5 Ekim 2009 Pazartesi

hayat...


çocukken aklımızdan geçen herşeyi dan dan dan kurşun sıkar gibi söylerdik herkesin yüzüne, şimdi neden yapamıyoruz?

biz büyürken hayat bize insanlardan saklamamız gereken bir yanlarımızın olduğunu öğretir ve artık büyümüşüzdür ve ay gibi hep bir tarafımız karanlıktadır artık... kimseye "senden nefret ediyorum" "yanlış insansın" "adam değilsin" "bu sana hiç yakışmadı" hatta "seni seviyorum" bile diyemez olmuşuzdur...

ve hayat
biz bunları söyleyemezken; acaba kırılır mı? ayıp mı olur? kızar mı? utanır mı? rencide mi olur? sever mi hoşlanırmı hoşlanmazmı? diye düşünürken önümüzden akıp giden şeye denir...

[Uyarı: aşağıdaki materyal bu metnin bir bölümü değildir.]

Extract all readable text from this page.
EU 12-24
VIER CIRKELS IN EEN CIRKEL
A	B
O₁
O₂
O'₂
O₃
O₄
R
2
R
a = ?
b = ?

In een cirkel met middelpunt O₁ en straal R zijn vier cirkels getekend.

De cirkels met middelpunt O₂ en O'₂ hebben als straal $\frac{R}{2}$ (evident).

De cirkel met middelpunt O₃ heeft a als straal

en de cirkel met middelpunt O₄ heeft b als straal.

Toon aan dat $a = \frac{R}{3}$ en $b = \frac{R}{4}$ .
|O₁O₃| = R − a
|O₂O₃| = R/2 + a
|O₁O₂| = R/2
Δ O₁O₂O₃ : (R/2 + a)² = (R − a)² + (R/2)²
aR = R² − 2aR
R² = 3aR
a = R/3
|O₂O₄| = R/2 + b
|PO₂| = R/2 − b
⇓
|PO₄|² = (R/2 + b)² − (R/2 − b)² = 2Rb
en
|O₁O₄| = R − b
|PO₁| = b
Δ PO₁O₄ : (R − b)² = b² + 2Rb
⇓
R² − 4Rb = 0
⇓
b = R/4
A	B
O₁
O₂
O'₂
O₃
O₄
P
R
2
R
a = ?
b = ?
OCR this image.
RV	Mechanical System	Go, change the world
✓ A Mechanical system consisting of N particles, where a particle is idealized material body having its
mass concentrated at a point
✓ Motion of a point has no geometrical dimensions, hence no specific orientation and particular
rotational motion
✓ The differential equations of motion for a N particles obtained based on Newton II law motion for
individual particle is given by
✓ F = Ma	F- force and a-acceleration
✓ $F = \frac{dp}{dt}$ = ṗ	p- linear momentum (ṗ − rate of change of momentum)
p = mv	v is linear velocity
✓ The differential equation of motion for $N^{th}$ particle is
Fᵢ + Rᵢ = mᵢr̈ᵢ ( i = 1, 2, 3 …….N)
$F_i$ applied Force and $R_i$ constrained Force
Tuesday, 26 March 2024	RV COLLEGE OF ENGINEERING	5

amerika allah bin türlü belanı versin sen aralarından seç...

abd
uydudan dünyanın herbir noktasını vurabilecek bir silah geliştirmiş,rusya tepki verdi ama bizim umurumuz oralarda değil. silahsızlanmaya gitmek yerine iyiden iyiye yıldız savaşlarına gidiyor dünya.

tüm bunların içinde bir şey anlaşıldı biz bağımsız değiliz ki; ben bunu hep söylerdimde kimse inanmazdı, halen inanmayanlar var o başka; inanmıyorsunuz ama biz bağımsızlığımızı kaybettik. ikinci bir kurtuluş savaşı vermemiz lazım ama ikinci bir Atatürkümüz yok... bakınız başbakan abd de yahudi lobisinden gruplarla görüşüyor medyada sadece bir iki yerde haber oluyor bu, sonra o toplantılarda oylama yapılıyor türkiye israilin nükleer silahlarının denetlenmesine hayır, iranın nükleer silahlarının denetlenmesine evet oyu veriyor.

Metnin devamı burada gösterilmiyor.